Ein bayerischer Kriminalpolizist fiel mit den schlimmsten Nazi-Parolen, die ich je gehört habe, in internen Chats auf. So einer ist Polizist. Aber es kommt noch schlimmer – er war jahrelang ausgerechnet als Personenschützer Charlotte Knoblochs abgestellt. Die bayerische Polizei wird den Mann aber nicht los.

[….] Der Kriminalpolizist, der jahrelang in privaten Chats mit antisemitischen Sprüchen gegen jüdische Personen hetzte, für deren Sicherheit er als Personenschützer verantwortlich war, ist zurück im Dienst. Allerdings gegen den erklärten Willen seines Arbeitgebers, des Münchner Polizeipräsidiums. Der Bayerische Verwaltungsgerichtshof hat verhindert, dass der 45-Jährige aus dem Dienst entfernt wird.  […]

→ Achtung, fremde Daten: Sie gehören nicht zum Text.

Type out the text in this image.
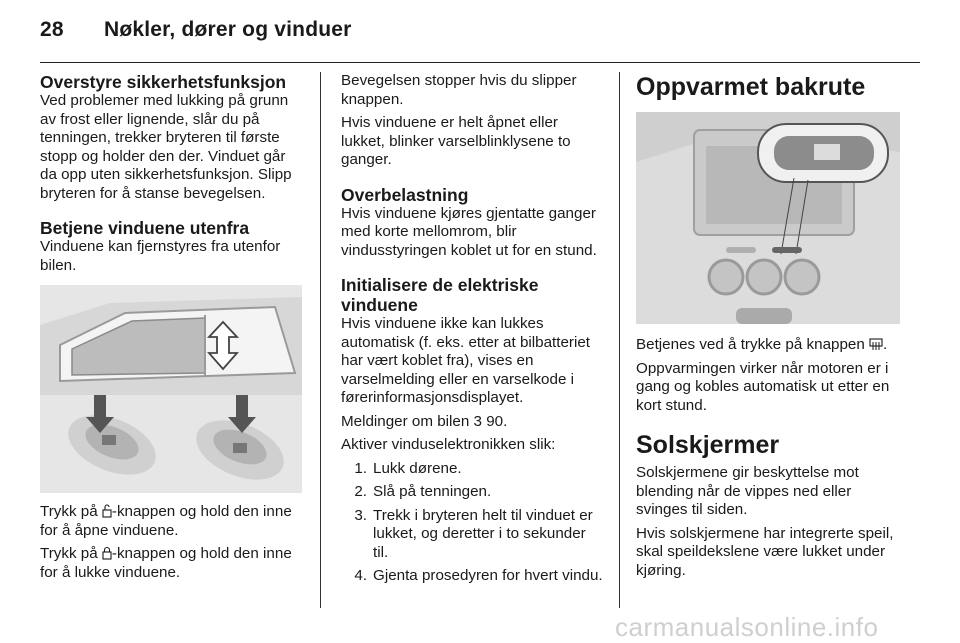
28 Nøkler, dører og vinduer
Overstyre sikkerhetsfunksjon

Ved problemer med lukking på grunn av frost eller lignende, slår du på tenningen, trekker bryteren til første stopp og holder den der. Vinduet går da opp uten sikkerhetsfunksjon. Slipp bryteren for å stanse bevegelsen.

Betjene vinduene utenfra

Vinduene kan fjernstyres fra utenfor bilen.

Trykk på -knappen og hold den inne for å åpne vinduene.

Trykk på -knappen og hold den inne for å lukke vinduene.

Bevegelsen stopper hvis du slipper knappen.

Hvis vinduene er helt åpnet eller lukket, blinker varselblinklysene to ganger.

Overbelastning

Hvis vinduene kjøres gjentatte ganger med korte mellomrom, blir vindusstyringen koblet ut for en stund.

Initialisere de elektriske vinduene

Hvis vinduene ikke kan lukkes automatisk (f. eks. etter at bilbatteriet har vært koblet fra), vises en varselmelding eller en varselkode i førerinformasjonsdisplayet.

Meldinger om bilen 3 90.

Aktiver vinduselektronikken slik:

1. Lukk dørene.
2. Slå på tenningen.
3. Trekk i bryteren helt til vinduet er lukket, og deretter i to sekunder til.
4. Gjenta prosedyren for hvert vindu.
Oppvarmet bakrute

Betjenes ved å trykke på knappen .

Oppvarmingen virker når motoren er i gang og kobles automatisk ut etter en kort stund.

Solskjermer

Solskjermene gir beskyttelse mot blending når de vippes ned eller svinges til siden.

Hvis solskjermene har integrerte speil, skal speildekslene være lukket under kjøring.

carmanualsonline.info
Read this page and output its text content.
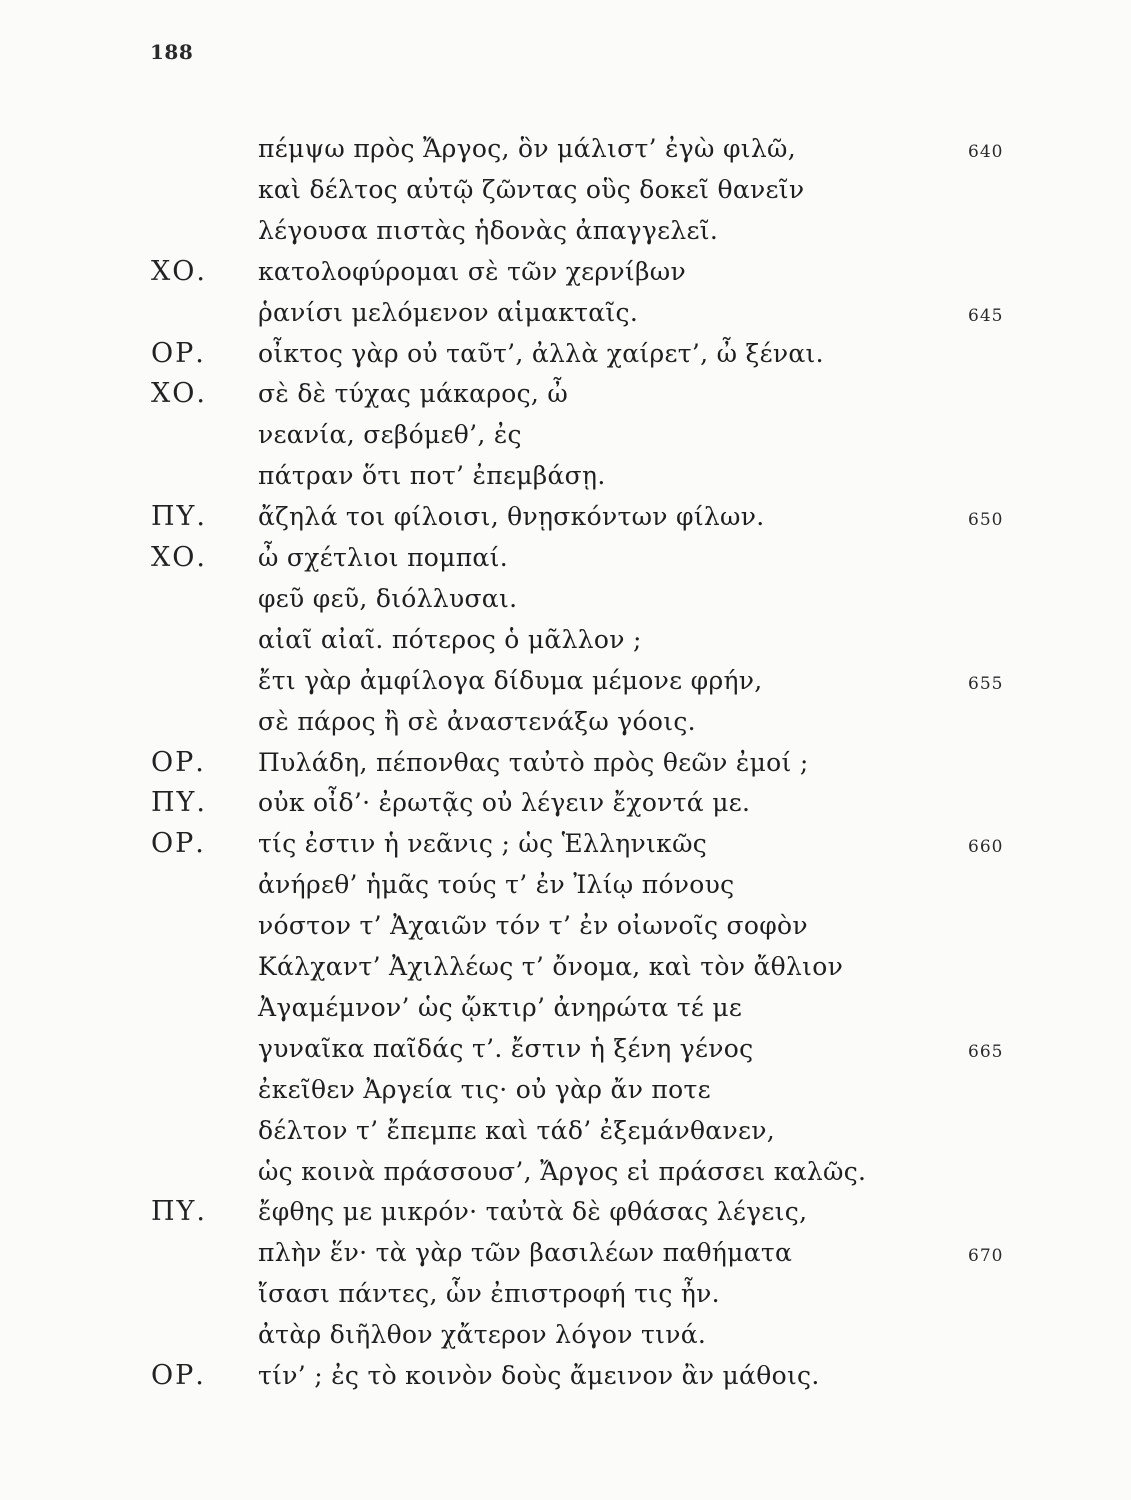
188
πέμψω πρὸς Ἄργος, ὃν μάλιστ’ ἐγὼ φιλῶ,	640
καὶ δέλτος αὐτῷ ζῶντας οὓς δοκεῖ θανεῖν
λέγουσα πιστὰς ἡδονὰς ἀπαγγελεῖ.
ΧΟ. κατολοφύρομαι σὲ τῶν χερνίβων
ῥανίσι μελόμενον αἱμακταῖς.	645
ΟΡ. οἶκτος γὰρ οὐ ταῦτ’, ἀλλὰ χαίρετ’, ὦ ξέναι.
ΧΟ. σὲ δὲ τύχας μάκαρος, ὦ
νεανία, σεβόμεθ’, ἐς
πάτραν ὅτι ποτ’ ἐπεμβάσῃ.
ΠΥ. ἄζηλά τοι φίλοισι, θνῃσκόντων φίλων.	650
ΧΟ. ὦ σχέτλιοι πομπαί.
φεῦ φεῦ, διόλλυσαι.
αἰαῖ αἰαῖ. πότερος ὁ μᾶλλον ;
ἔτι γὰρ ἀμφίλογα δίδυμα μέμονε φρήν,	655
σὲ πάρος ἢ σὲ ἀναστενάξω γόοις.
ΟΡ. Πυλάδη, πέπονθας ταὐτὸ πρὸς θεῶν ἐμοί ;
ΠΥ. οὐκ οἶδ’· ἐρωτᾷς οὐ λέγειν ἔχοντά με.
ΟΡ. τίς ἐστιν ἡ νεᾶνις ; ὡς Ἑλληνικῶς	660
ἀνήρεθ’ ἡμᾶς τούς τ’ ἐν Ἰλίῳ πόνους
νόστον τ’ Ἀχαιῶν τόν τ’ ἐν οἰωνοῖς σοφὸν
Κάλχαντ’ Ἀχιλλέως τ’ ὄνομα, καὶ τὸν ἄθλιον
Ἀγαμέμνον’ ὡς ᾤκτιρ’ ἀνηρώτα τέ με
γυναῖκα παῖδάς τ’. ἔστιν ἡ ξένη γένος	665
ἐκεῖθεν Ἀργεία τις· οὐ γὰρ ἄν ποτε
δέλτον τ’ ἔπεμπε καὶ τάδ’ ἐξεμάνθανεν,
ὡς κοινὰ πράσσουσ’, Ἄργος εἰ πράσσει καλῶς.
ΠΥ. ἔφθης με μικρόν· ταὐτὰ δὲ φθάσας λέγεις,
πλὴν ἕν· τὰ γὰρ τῶν βασιλέων παθήματα	670
ἴσασι πάντες, ὧν ἐπιστροφή τις ἦν.
ἀτὰρ διῆλθον χἄτερον λόγον τινά.
ΟΡ. τίν’ ; ἐς τὸ κοινὸν δοὺς ἄμεινον ἂν μάθοις.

(Martin Bernstein, 01.07.2025)

Anders als CSU-Mann Dobrindt, verstehen das bayerische Innenministerium und die bayerische Polizei, daß man an die Urteile des Verwaltungsgerichtshofes gebunden ist und sie nicht nur dann umzusetzen hat, wenn sie einem politisch genehm sind.

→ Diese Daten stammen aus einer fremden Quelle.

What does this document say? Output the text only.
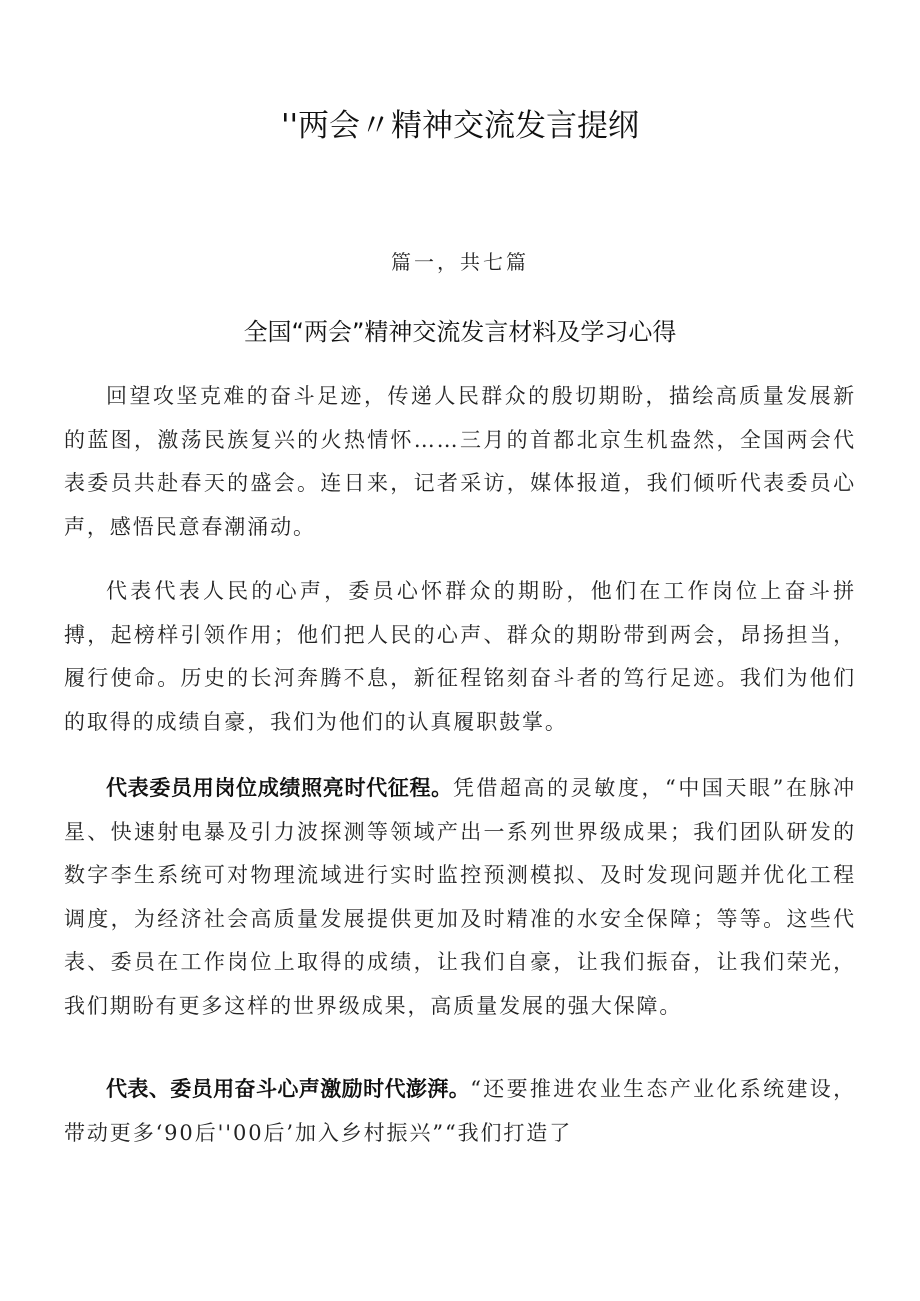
''两会〃精神交流发言提纲
篇一，共七篇
全国“两会”精神交流发言材料及学习心得

回望攻坚克难的奋斗足迹，传递人民群众的殷切期盼，描绘高质量发展新的蓝图，激荡民族复兴的火热情怀……三月的首都北京生机盎然，全国两会代表委员共赴春天的盛会。连日来，记者采访，媒体报道，我们倾听代表委员心声，感悟民意春潮涌动。

代表代表人民的心声，委员心怀群众的期盼，他们在工作岗位上奋斗拼搏，起榜样引领作用；他们把人民的心声、群众的期盼带到两会，昂扬担当，履行使命。历史的长河奔腾不息，新征程铭刻奋斗者的笃行足迹。我们为他们的取得的成绩自豪，我们为他们的认真履职鼓掌。

代表委员用岗位成绩照亮时代征程。凭借超高的灵敏度，“中国天眼”在脉冲星、快速射电暴及引力波探测等领域产出一系列世界级成果；我们团队研发的数字李生系统可对物理流域进行实时监控预测模拟、及时发现问题并优化工程调度，为经济社会高质量发展提供更加及时精准的水安全保障；等等。这些代表、委员在工作岗位上取得的成绩，让我们自豪，让我们振奋，让我们荣光，我们期盼有更多这样的世界级成果，高质量发展的强大保障。

代表、委员用奋斗心声激励时代澎湃。“还要推进农业生态产业化系统建设，带动更多‘90后''00后’加入乡村振兴”“我们打造了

Als Privatperson darf ich entsetzt sein. So wie, schon wieder, aber zu Recht, auch Ronen Steinke.

[…] Dieses Urteil erschüttert das Vertrauen in die Justiz […] Dieses Gerichtsurteil ist so kalt, so kleinlich und in seiner vertrauenserschütternden Wirkung leider auch über den Einzelfall hinaus so fatal, dass man, liest man die 29 Seiten starke Begründung durch, vor lauter Kopfschütteln Nackenschmerzen bekommt.

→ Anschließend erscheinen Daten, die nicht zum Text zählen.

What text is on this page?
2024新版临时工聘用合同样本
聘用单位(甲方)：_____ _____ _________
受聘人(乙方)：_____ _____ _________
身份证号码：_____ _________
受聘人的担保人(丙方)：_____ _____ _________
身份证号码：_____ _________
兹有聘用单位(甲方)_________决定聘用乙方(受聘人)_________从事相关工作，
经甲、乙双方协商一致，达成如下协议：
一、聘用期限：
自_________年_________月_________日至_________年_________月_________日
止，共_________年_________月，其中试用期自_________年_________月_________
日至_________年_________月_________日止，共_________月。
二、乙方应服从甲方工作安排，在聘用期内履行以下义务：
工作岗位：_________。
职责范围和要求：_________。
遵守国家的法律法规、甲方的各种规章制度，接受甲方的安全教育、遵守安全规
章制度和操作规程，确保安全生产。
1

Der Anlass ist schon übel genug: Charlotte Knobloch, seit Jahren Präsidentin der jüdischen Gemeinde in München, hat erfahren müssen, dass ihr persönlicher, ihr von der Polizei zugewiesener Leibwächter jahrelang heimlich antisemitische Chatnachrichten schrieb. Dass dieser Beamte über Auschwitz und Dachau witzelte. Dass er heimlich Nachrichten mit „HH“ für „Heil Hitler“ beendete. Dass er von „Kanacken“ schrieb. Noch schlimmer als die Erkenntnis, dass so jemand mit so einer sensiblen Polizei-Aufgabe betraut war, aber ist die Reaktion, die der Rechtsstaat daraufhin gezeigt hat. Das Verwaltungsgericht München lehnte es schon vor zwei Jahren ab, den Beamten aus dem Dienst zu entfernen, obwohl die Polizeiführung ihn, als sie von den Chats erfuhr, gerne achtkantig hinausgeworfen hätte.

Und nun hat auch der Bayerische Verwaltungsgerichtshof, also die nächste Gerichtsinstanz, diesen Mann im Dienst belassen. Man darf staunen: Das ohnehin schon milde Urteil der ersten Instanz, eine bloße Kürzung der Beamtenbesoldung um zwei Stufen, haben die Richter sogar noch einmal abgemildert. […]

(SZ, 02.07.2025)

Aber es ist ja kein Berliner Gericht. Keine grüne Richterin. Daher sind Blome, Nius und Springer zufrieden.